震災からもうすぐ12年、小学生で大きな地震を体験したことがない子達が、聞いたことがない、見たことがない、では危険なことのように思う。私たちは地震大国で生活を営んでいるから。

しかしだよ、私も子供が出来た今、ドキュメンタリーのあの衝撃的な映像をわざわざ見せるのも躊躇しちゃうんだな。感受性高い子だったら尚更。

地震だけでなく、
災害ってどういうことなのか、
災害が起きた時何が必要なのか、
どんな不都合があるのか、
どんな物品を備えていなければいけないのか、
どんな物を持ってどこに一目散に避難しなければいけないのか、
家が無くなるってどういうことなのか、
親しい人がいなくなるってどういうことなのか、
頼れるひとがいない現実ってどういうものか、
家族のいのちが突然奪われるってどういうことなのか、

そんな中でどう行動することが最適解に近くなるのか、

私たち大人が深く考えなければいけないなあ、そして、子供達も心の準備をする必要はあるんだよなあ。

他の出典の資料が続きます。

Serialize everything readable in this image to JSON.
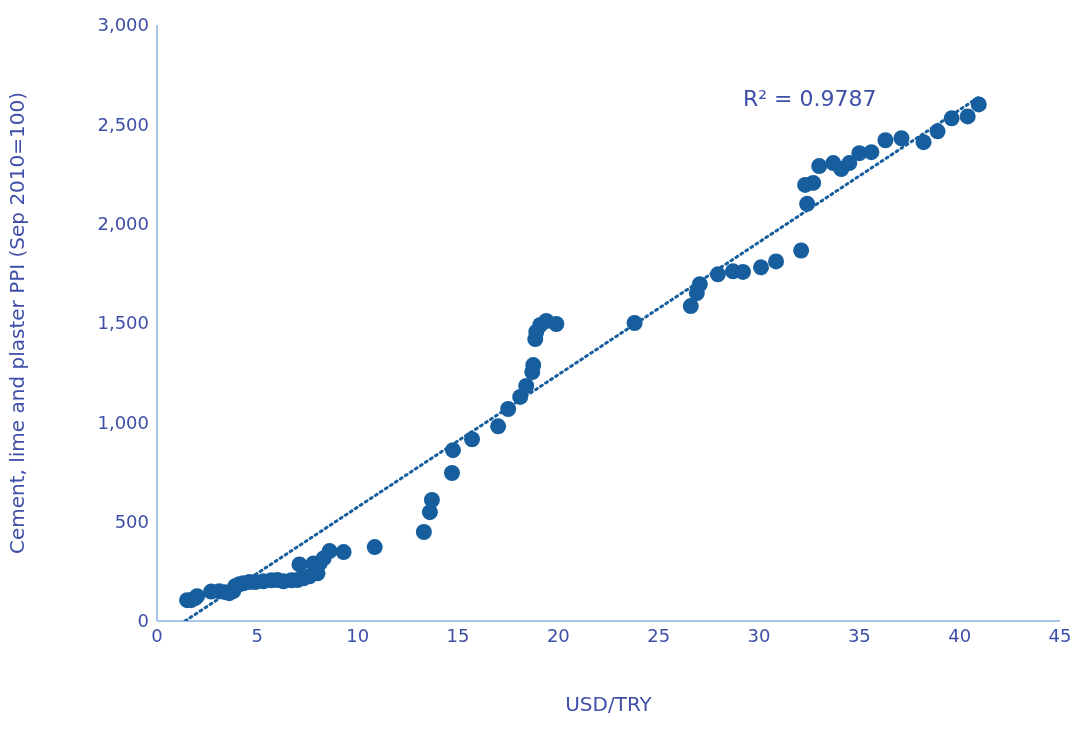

突然の災害でのパニックが小さくなればなるほど、どれだけ生存率が上がるか。
災害は準備していようがいるまいが、決してこちらを待ってはくれないのに、それを子供に理解させるのって非常に難しいことだと思う。
「防災」をどう理解させれば子供の心に備わってくれるのだろう。


うまく纏まらないけど、そういう点ではすずめの戸締りは私的にはよい注意喚起になるのかなって思ったんだよね。ドキュメンタリーの「強さ」をできるだけマイルドに、でも怖さが「弱く」なっては危機意識への働きかけも薄くなってしまう、いいバランスだったなって。エンタメってこういうことも出来ちゃうから凄いよね。新海監督はギリギリのラインまで頑張ってくれたのだと思う。

(話ちょっと逸れるけど)仕事してて思うことなんだけど、私ら専門職が認知症のリスクや生活をただ説明するより、ちびまる子ちゃんと友蔵がその情景を伝える方が、悲しいかなよっぽど万人に届くのと一緒でさ、好きな作り手さんが作る好きな作品、共感しやすいコンテンツって、人が言うよりよっぽど伝える力があるよね……最強ォ……

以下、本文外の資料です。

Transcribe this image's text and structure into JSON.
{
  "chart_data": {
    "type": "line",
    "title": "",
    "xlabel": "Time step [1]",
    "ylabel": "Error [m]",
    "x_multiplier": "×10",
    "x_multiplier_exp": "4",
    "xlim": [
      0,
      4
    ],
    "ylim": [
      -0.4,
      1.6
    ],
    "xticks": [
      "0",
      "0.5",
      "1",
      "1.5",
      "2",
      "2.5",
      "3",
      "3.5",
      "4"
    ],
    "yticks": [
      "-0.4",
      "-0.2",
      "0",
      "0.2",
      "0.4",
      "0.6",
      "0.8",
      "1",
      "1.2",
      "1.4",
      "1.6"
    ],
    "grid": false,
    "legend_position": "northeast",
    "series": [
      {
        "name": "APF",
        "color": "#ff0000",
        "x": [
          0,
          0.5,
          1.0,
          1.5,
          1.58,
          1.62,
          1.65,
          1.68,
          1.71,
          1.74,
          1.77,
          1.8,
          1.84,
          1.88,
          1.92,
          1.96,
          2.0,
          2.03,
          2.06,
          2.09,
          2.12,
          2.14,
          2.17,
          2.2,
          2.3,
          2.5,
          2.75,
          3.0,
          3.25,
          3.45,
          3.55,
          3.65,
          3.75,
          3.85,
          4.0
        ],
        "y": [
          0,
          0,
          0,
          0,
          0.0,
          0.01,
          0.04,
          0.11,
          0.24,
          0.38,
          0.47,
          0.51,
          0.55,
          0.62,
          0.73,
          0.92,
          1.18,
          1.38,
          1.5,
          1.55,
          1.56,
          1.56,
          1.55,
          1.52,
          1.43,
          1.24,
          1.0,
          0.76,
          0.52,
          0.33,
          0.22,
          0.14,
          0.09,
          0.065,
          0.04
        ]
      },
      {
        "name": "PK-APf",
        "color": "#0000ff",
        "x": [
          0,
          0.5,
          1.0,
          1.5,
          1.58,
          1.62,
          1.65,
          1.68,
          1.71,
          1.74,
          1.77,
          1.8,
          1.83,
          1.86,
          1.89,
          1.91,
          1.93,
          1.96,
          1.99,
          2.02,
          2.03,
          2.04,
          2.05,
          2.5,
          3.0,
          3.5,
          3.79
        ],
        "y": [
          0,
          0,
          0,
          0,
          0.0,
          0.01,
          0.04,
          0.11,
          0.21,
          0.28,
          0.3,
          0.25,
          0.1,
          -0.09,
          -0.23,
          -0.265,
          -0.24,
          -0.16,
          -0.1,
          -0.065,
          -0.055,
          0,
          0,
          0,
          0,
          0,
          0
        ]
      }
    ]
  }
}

神経質になった大人が鬼の形相で子供に話して伝えるより、この作品見せた方が10代の子達には伝わりやすいかもしれないなあと個人的に思ったりしました。

ただ、すずめが早生まれか遅生まれか分からないけど、4歳→17歳で、震災から12〜13年経ってるお話で、私たち現実世界でももうすぐ12年でしょ。きっと合わせたんだろうけど、すずめと同い年くらいの被災者の子が見るのは酷だと思うので、そこは大人の配慮が必要かな。



おわりに。

いやー。いい作品でいい娯楽だった。
久々にこのチケット代安すぎでは?って思った。
もう一回ちゃんと映画館で観たいな。

「君の名は」観た当時は最高過ぎて(三葉のラストの走るシーン以外は)、これから先これ以上のもの作れるの?え?新海監督やり過ぎじゃない?逆に今後作品作る時、相当しんどならんか?
とか思ったりしたけど、杞憂でした。私の中でだけどちゃんと超えてきました。

要所要所にジブリオマージュ感じるとこも良かった。アニメの登場人物の日常生活の中でもジブリが息づいてるのがみて取れて、新海監督の宮崎監督へのリスペクトを感じました。

そうそう。ジブリって私たち老若男女の血肉になってるのよ。

廃屋を見ると神を連想して恐ろしくもなるし、祟り神めいたものを見ると災厄を連想してしまう。猫が電車に乗ってると物語が始まってしまうし、動く城みたいな扉の向こうの異空間にワクワクして怖くなったり、運転中に猫がいるからルージュの伝言をかけたくなる。すずめの戸締りの登場人物たちもきっとみんなジブリを通ったんだろな。

あと、ジブリ大好きだけど、敢えてメインキャストに声優を起用せずに作品づくりするの、新海作品の方が観てて違和感ないのなんでだろうと今回思ったんだけど、なんでだ?うーん。
素人くささがないよね。



あー、なんか戸締りの鍵欲しいなあ。